Where Is the US Recession?







Key Points

  • US economy forecasted to enter a mild recession in late 2023 or early 2024
  • Consumer spending and hiring remain strong, but set to slow
  • Fed expected to keep interest rates higher for longer

Based on many historically reliable economic and financial indicators, there is a high probability of the US economy entering a mild and short recession during the latter part of 2023 or early 2024. 


Although the anticipated recession has been delayed, we believe it has not been averted. One key reason for this is the continued strength of the labor market, which can be attributed to understaffed businesses across industries striving to meet the demands of consumers recovering from the pandemic period.  Job losses at the onset of the COVID-19 outbreak were so massive, particularly in face-to-face occupations, that employment has yet to return to its pre-pandemic trend. So, unlike previous economic cycles where rising interest rates led to job reductions, the post-pandemic period of catch-up has kept hiring resilient for now, and employers reluctant to cut workers, even in areas of the economy where demand may be cooling.

Another crucial factor has been the strength of households. Consumer spending has remained sturdy, despite the rise in interest rates, due to three factors. First, ongoing labor shortages have enabled average workers to extract substantial wage increases that are now outpacing inflation.

Chart 1: Job Openings Minus Available Workers
(Thousands)
Note: Y axis cut off at -4000 for illustrative purposes.
Sources: St Louis Fed, Bloomberg, as of May 2023. Information is subject to change and is not a guarantee of future results.

 

Second, the accumulated money that the Federal government mailed to many individuals over the pandemic has not yet all been spent. Finally, there remains pent-up demand from the pandemic period, particularly in services industries, that has kept consumers in a spending mindset and economic growth positive. 

Chart 2: Wages Now Growing Faster Than Inflation
Source: St. Louis Fed, as of June 2023.

 

The challenge resulting from these post pandemic distortions of supply and demand, though, is an inflation rate that, despite meaningful declines over the past year, remains well above the Federal Reserve Bank’s (Fed) target of 2%. Consequently, officials are expected to keep policy tighter for longer.
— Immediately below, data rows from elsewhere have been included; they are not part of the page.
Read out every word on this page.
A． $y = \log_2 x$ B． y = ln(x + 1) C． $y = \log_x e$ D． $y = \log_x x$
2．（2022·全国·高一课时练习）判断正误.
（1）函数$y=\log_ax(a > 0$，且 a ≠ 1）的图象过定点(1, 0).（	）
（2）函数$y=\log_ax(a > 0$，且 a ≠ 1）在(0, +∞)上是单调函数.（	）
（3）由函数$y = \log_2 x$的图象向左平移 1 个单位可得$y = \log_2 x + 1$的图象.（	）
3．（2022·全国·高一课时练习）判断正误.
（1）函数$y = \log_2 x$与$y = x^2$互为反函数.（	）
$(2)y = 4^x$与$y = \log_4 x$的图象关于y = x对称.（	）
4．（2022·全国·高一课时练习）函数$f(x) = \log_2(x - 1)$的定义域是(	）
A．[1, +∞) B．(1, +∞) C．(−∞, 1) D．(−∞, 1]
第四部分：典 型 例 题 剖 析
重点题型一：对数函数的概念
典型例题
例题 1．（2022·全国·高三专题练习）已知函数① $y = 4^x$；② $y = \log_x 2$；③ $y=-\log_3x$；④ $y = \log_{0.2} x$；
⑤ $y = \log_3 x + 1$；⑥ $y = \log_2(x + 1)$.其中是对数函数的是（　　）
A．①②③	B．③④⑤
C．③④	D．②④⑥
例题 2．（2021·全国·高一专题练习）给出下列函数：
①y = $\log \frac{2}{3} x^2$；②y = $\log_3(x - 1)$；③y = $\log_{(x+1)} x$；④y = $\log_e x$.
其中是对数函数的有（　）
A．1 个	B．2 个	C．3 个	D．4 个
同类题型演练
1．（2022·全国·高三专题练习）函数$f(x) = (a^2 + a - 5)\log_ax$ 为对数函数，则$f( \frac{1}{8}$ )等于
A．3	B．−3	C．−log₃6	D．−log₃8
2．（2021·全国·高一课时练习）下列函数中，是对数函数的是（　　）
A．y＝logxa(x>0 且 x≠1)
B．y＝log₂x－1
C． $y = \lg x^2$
The Fed’s goal is to slow down consumer spending by making houses, cars and credit cards more expensive. Their actions will also increase interest expenses for businesses, impacting their profitability. Together, this should eventually lead to reduced labor demand and rising unemployment, which, combined with slower wage gains, will help further lower inflation, but also likely push the economy into a mild recession. Still, the reasons the economy has been able to avoid recession so far — a chronic shortage of millions of American workers, combined with strong household finances —are the very same reasons to expect that a deeper and more prolonged economic downturn won’t develop.